4. With respect to improving the security of collective bargaining agreements, actions to void company agreements must be brought quickly: within two months of (i) receiving notice of the agreement when the action is brought by a union organisation, or (ii) publication when the action is brought by the employees. In addition, if the court voids the agreement and it seems that the retroactive effect of voiding the agreement is likely to have manifestly excessive consequences, the court may provide that its decision will be effective only for the future or may vary the decision's effects over time. These provisions will apply to agreements concluded after the provisions enter into force.
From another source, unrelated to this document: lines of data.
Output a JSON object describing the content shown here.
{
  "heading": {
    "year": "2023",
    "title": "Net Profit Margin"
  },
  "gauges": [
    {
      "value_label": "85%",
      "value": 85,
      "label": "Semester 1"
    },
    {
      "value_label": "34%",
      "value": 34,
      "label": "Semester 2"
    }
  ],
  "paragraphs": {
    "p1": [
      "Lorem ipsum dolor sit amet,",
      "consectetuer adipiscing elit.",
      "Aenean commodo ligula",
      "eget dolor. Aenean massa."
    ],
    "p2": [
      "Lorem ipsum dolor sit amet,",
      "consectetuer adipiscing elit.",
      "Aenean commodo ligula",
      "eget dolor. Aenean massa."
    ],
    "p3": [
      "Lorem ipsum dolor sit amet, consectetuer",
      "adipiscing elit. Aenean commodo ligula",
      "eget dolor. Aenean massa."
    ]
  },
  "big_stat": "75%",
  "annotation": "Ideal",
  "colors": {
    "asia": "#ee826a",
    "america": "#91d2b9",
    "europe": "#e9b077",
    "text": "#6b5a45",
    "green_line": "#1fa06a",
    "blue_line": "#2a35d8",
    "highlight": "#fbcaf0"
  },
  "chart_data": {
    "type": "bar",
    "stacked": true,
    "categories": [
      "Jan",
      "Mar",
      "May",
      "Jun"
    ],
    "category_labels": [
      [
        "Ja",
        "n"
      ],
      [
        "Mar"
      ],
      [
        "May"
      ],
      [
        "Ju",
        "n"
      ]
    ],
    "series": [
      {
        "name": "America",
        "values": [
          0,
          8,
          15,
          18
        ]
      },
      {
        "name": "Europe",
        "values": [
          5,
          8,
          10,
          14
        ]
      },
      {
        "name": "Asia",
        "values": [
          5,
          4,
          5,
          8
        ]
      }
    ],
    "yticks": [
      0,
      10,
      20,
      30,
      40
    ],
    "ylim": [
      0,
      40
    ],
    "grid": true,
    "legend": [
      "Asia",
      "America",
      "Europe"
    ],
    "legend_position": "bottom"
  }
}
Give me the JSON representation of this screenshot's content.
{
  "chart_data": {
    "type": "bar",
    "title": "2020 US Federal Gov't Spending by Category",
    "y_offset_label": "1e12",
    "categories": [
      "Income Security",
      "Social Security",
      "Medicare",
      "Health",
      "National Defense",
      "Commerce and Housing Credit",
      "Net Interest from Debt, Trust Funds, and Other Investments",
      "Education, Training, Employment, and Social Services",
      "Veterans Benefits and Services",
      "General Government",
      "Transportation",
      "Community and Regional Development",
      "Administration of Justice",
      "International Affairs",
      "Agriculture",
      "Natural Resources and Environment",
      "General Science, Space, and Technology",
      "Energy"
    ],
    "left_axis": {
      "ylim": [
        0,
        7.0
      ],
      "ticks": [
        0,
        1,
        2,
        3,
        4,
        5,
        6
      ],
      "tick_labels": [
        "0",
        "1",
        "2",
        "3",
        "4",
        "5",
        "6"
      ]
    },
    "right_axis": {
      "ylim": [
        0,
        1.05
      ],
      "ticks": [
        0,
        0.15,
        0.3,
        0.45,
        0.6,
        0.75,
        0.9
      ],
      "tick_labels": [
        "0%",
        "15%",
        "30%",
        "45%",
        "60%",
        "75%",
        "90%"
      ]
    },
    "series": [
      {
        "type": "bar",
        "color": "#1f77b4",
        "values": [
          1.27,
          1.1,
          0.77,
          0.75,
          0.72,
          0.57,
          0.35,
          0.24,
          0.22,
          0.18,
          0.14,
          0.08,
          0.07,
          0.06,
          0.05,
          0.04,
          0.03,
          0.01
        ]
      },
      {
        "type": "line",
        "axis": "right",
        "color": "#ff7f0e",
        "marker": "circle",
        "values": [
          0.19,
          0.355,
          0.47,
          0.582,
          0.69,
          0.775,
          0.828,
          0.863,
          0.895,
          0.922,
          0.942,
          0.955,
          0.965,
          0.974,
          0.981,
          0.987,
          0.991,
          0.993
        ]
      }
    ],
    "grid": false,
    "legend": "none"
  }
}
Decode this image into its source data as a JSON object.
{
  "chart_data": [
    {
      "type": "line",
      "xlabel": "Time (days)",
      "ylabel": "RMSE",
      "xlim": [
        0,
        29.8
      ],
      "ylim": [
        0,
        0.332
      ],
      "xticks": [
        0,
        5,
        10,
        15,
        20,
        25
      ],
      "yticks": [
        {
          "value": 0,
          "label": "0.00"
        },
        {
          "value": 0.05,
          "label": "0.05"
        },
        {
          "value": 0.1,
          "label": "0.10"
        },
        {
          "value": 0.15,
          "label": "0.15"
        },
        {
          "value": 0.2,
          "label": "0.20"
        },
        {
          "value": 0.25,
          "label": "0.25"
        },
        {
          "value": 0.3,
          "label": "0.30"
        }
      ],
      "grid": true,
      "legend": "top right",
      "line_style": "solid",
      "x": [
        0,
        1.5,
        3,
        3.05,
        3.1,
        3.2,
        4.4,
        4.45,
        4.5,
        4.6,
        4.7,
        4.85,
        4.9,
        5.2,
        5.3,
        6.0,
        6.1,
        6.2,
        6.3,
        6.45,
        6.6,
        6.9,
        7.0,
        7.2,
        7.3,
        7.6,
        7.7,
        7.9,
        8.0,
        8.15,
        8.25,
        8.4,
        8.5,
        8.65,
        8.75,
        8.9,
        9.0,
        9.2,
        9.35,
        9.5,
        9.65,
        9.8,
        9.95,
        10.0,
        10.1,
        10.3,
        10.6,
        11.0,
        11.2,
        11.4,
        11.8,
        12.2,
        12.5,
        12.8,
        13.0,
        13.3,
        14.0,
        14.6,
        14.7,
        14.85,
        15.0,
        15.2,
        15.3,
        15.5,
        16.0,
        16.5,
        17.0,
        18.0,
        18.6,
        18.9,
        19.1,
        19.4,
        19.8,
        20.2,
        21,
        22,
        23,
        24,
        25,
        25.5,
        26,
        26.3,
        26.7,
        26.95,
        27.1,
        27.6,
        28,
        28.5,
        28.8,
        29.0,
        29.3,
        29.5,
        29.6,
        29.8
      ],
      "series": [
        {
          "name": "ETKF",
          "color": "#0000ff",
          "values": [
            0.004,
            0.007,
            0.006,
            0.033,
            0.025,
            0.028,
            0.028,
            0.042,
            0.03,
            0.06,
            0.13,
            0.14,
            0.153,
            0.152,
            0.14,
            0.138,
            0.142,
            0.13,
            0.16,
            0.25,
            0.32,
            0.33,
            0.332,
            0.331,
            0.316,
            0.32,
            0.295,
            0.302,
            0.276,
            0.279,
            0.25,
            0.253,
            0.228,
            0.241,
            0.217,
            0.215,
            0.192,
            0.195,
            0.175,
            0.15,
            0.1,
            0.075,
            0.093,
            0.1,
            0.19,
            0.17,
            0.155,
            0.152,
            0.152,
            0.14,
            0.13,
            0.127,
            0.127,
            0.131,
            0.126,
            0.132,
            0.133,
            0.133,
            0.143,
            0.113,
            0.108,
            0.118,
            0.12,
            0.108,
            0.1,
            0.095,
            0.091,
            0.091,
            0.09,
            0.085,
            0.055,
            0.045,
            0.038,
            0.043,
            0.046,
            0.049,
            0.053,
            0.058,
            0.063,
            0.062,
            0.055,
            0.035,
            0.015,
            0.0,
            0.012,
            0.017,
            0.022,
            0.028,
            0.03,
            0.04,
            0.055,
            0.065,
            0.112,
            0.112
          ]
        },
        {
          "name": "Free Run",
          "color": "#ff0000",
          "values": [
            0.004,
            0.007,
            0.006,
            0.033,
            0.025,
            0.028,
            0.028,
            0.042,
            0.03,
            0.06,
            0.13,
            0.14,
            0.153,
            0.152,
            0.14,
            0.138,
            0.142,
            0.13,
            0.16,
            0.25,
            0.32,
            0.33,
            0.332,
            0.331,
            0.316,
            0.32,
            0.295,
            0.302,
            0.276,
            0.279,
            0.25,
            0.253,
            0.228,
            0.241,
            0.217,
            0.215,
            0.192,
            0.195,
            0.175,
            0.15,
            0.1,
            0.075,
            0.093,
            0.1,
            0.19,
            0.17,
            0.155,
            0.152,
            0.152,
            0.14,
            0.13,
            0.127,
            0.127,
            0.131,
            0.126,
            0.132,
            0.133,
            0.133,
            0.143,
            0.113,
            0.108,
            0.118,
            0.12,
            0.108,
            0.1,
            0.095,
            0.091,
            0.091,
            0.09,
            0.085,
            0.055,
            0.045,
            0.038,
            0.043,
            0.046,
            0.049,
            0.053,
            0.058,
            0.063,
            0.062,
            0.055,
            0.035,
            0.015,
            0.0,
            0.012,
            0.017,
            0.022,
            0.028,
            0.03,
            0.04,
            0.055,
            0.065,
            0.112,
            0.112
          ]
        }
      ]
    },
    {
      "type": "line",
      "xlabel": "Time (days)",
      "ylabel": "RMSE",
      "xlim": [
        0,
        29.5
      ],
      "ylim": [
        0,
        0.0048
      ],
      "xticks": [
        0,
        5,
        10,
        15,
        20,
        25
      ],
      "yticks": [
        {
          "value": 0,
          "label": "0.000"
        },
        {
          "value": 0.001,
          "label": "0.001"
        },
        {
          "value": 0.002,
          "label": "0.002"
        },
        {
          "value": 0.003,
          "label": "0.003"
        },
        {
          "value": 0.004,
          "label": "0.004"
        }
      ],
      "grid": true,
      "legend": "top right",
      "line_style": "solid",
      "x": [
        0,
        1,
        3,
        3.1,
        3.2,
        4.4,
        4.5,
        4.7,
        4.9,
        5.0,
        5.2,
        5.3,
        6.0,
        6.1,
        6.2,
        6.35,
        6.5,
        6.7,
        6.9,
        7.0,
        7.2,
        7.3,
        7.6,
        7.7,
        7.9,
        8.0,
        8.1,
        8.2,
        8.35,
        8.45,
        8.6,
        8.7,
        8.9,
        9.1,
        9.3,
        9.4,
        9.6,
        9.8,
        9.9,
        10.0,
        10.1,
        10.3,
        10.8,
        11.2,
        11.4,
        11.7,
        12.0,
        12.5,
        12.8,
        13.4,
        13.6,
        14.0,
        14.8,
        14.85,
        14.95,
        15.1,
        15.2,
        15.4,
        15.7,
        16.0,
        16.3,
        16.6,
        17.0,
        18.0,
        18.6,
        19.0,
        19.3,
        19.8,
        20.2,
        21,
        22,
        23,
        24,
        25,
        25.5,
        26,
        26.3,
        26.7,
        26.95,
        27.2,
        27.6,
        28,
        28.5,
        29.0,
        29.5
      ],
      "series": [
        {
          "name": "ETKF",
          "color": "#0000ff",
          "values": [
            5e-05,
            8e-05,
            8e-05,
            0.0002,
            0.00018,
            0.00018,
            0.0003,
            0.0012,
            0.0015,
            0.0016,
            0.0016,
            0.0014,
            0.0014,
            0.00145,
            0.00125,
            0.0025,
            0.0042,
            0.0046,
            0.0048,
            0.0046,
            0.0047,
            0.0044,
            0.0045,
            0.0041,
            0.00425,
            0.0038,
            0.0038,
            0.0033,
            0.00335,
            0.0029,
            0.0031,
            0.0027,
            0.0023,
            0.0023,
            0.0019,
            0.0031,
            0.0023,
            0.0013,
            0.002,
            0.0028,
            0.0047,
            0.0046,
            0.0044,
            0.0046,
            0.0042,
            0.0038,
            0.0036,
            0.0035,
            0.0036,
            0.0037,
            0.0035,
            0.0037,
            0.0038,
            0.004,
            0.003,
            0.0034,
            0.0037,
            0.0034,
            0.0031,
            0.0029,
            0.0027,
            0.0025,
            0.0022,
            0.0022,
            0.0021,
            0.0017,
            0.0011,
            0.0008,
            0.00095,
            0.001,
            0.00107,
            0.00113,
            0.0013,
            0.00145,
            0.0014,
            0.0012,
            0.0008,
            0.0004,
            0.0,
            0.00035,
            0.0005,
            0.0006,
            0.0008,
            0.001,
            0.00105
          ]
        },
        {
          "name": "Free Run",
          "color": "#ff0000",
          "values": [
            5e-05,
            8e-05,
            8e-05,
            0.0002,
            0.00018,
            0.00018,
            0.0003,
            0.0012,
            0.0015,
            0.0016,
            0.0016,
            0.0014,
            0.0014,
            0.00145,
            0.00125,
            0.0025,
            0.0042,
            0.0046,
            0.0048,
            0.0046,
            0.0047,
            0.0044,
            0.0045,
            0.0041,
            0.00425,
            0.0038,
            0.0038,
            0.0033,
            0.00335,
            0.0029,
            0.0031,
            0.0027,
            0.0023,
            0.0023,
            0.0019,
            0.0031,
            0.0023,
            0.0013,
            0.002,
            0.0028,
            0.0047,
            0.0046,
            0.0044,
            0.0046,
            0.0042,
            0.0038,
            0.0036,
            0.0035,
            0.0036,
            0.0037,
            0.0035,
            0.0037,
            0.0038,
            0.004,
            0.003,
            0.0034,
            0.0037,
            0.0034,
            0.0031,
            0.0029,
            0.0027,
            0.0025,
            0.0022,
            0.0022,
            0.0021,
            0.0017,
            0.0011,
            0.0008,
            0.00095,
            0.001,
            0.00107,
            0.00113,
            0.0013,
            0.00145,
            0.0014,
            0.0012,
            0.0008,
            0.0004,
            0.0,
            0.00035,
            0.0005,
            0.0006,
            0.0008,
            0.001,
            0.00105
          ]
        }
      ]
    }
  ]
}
5. As regards harmonising and simplifying the requirements for and the contents of certain collective bargaining agreements, the ordonnance combines the following agreements, which are each governed by different rules, into a single agreement: geographic or occupational mobility agreements, working-time reduction agreements, job-maintenance agreements, and job-saving and job-development agreements. It is now possible for agreements to adjust employees' working time, pay or internal mobility conditions and to replace ipso jure any contrary provisions in an employment contract. Employees can be dismissed if they refuse to accept changes to their employment contracts resulting from application of the agreement. Refusing to accept changes to one's employment contract constitutes a real and serious cause for dismissal, which is not an economic dismissal.
The provisions of this ordonnance will come into force on the date of publication of the related application decrees and at the latest on 1 January 2018.